In a successful strategic plan, actions planned at a strategic level should be achievable at a tactical level. Developing an annual action plan at a tactical level is a traditional and well developed task for advanced SAIs, but not an easy one. It is often beyond the scope of possibility for newly established and emerging SAIs in terms of the degree of complexity and decision making required. Establishing a new institution should be justified for the legislators and the public from more than an economic point of view. An SAI’s plan should ensure that the auditors will be in a right place at a right time and that their work will be efficiently organized, will not affect operations of the auditee, and will be focused on both the detection of deviations and implementation of improvements. An annual plan should define the list of audits in accordance with the SAI’s statutory powers; ensure the conduct of timely audits based on unforeseen requests; and ensure the segregation of employees’ duties based on the audit area depending on their qualifications, experience, and functional tasks.

The annual planning process adopted by Kazakhstan’s SAI addresses the following issues:

  • selection of methods and techniques to apply to audits and analytical and research assignments allowing for complete and objective conclusions on budget execution;
  • timely methodological and informational support of auditing bodies at local levels; and
  • implementation of an efficient public audit information and communication system.

The experience of newly created or emerging SAIs demonstrates that planning and implementing work under annual plans is complicated by the lack of resources.

Finally, practical level modeling should be rationally linked to measures aimed at maintaining the proper professional level of SAI employees. While participation in training is undoubtedly successful and effective, it is not an exhaustive measure. In particular, a newly established or emerging SAI should address a number of issues, including the following:

  • How can a trained employee be retained in an SAI or, at least, within the public audit system?
  • Are there mechanisms that guarantee practical application of the knowledge and skills obtained through training?
  • What is the life cycle of the knowledge and skills obtained—the time period during which such knowledge and skills will remain valid and relevant for an SAI’s goals?

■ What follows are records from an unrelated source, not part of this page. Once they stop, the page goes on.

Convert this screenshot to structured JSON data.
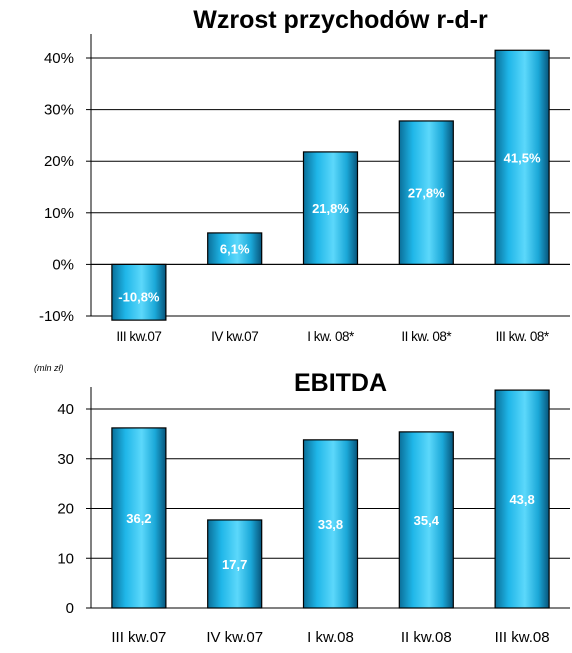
{
  "chart_data": [
    {
      "type": "bar",
      "title": "Wzrost przychodów r-d-r",
      "categories": [
        "III kw.07",
        "IV kw.07",
        "I kw. 08*",
        "II kw. 08*",
        "III kw. 08*"
      ],
      "values": [
        -10.8,
        6.1,
        21.8,
        27.8,
        41.5
      ],
      "value_labels": [
        "-10,8%",
        "6,1%",
        "21,8%",
        "27,8%",
        "41,5%"
      ],
      "ylim": [
        -10,
        40
      ],
      "yticks": [
        -10,
        0,
        10,
        20,
        30,
        40
      ],
      "ytick_labels": [
        "-10%",
        "0%",
        "10%",
        "20%",
        "30%",
        "40%"
      ],
      "unit_note": "",
      "grid": true,
      "bar_color": "#1fb6e8"
    },
    {
      "type": "bar",
      "title": "EBITDA",
      "categories": [
        "III kw.07",
        "IV kw.07",
        "I kw.08",
        "II kw.08",
        "III kw.08"
      ],
      "values": [
        36.2,
        17.7,
        33.8,
        35.4,
        43.8
      ],
      "value_labels": [
        "36,2",
        "17,7",
        "33,8",
        "35,4",
        "43,8"
      ],
      "ylim": [
        0,
        40
      ],
      "yticks": [
        0,
        10,
        20,
        30,
        40
      ],
      "ytick_labels": [
        "0",
        "10",
        "20",
        "30",
        "40"
      ],
      "unit_note": "(mln zł)",
      "grid": true,
      "bar_color": "#1fb6e8"
    }
  ]
}
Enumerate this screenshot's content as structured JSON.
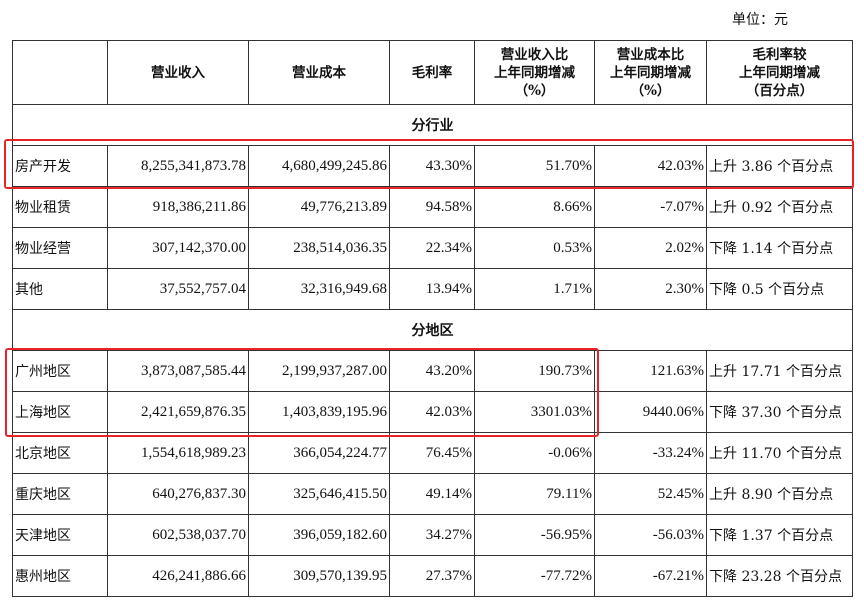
{
  "unit": "单位：元",
  "headers": [
    "",
    "营业收入",
    "营业成本",
    "毛利率",
    "营业收入比\n上年同期增减\n（%）",
    "营业成本比\n上年同期增减\n（%）",
    "毛利率较\n上年同期增减\n（百分点）"
  ],
  "sections": [
    {
      "title": "分行业",
      "rows": [
        [
          "房产开发",
          "8,255,341,873.78",
          "4,680,499,245.86",
          "43.30%",
          "51.70%",
          "42.03%",
          "上升 3.86 个百分点"
        ],
        [
          "物业租赁",
          "918,386,211.86",
          "49,776,213.89",
          "94.58%",
          "8.66%",
          "-7.07%",
          "上升 0.92 个百分点"
        ],
        [
          "物业经营",
          "307,142,370.00",
          "238,514,036.35",
          "22.34%",
          "0.53%",
          "2.02%",
          "下降 1.14 个百分点"
        ],
        [
          "其他",
          "37,552,757.04",
          "32,316,949.68",
          "13.94%",
          "1.71%",
          "2.30%",
          "下降 0.5 个百分点"
        ]
      ]
    },
    {
      "title": "分地区",
      "rows": [
        [
          "广州地区",
          "3,873,087,585.44",
          "2,199,937,287.00",
          "43.20%",
          "190.73%",
          "121.63%",
          "上升 17.71 个百分点"
        ],
        [
          "上海地区",
          "2,421,659,876.35",
          "1,403,839,195.96",
          "42.03%",
          "3301.03%",
          "9440.06%",
          "下降 37.30 个百分点"
        ],
        [
          "北京地区",
          "1,554,618,989.23",
          "366,054,224.77",
          "76.45%",
          "-0.06%",
          "-33.24%",
          "上升 11.70 个百分点"
        ],
        [
          "重庆地区",
          "640,276,837.30",
          "325,646,415.50",
          "49.14%",
          "79.11%",
          "52.45%",
          "上升 8.90 个百分点"
        ],
        [
          "天津地区",
          "602,538,037.70",
          "396,059,182.60",
          "34.27%",
          "-56.95%",
          "-56.03%",
          "下降 1.37 个百分点"
        ],
        [
          "惠州地区",
          "426,241,886.66",
          "309,570,139.95",
          "27.37%",
          "-77.72%",
          "-67.21%",
          "下降 23.28 个百分点"
        ]
      ]
    }
  ],
  "highlight_color": "#e8242a"
}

Therefore, additional actions and funds should be envisaged in addition to professional development measures. A high expectation environment focused on achieving practical results should be created at all SAI structural subdivisions. Best practices, whenever acceptable, should be applied and also take domestic initiatives into account. For instance, in the case of Kazakhstan’s SAI, practice is developed ahead of methodology and legislation. Success in this area can be achieved by focusing on target issues related to existing gaps or areas that require further improvement and by selecting accessible and rapid ways to resolve such issues.

Additional measures designed to strengthen institutional public auditing capacity also include international and regional technical assistance projects. For instance, the USAID Macroeconomic Project that was launched in October 2011 provides technical assistance to key public bodies in Kazakhstan and Turkmenistan. The project’s work with the Kazakh SAI focuses on strengthening its capacities and covers issues ranging from improving standards, to promoting conceptual initiatives, to holding targeted workshops, to conducting pilot audits with the help of the project’s experts. A mandatory requirement in determining the assistance areas of a project is to avoid duplication of tasks with other projects, which fully conforms to donor coordination initiatives of INTOSAI.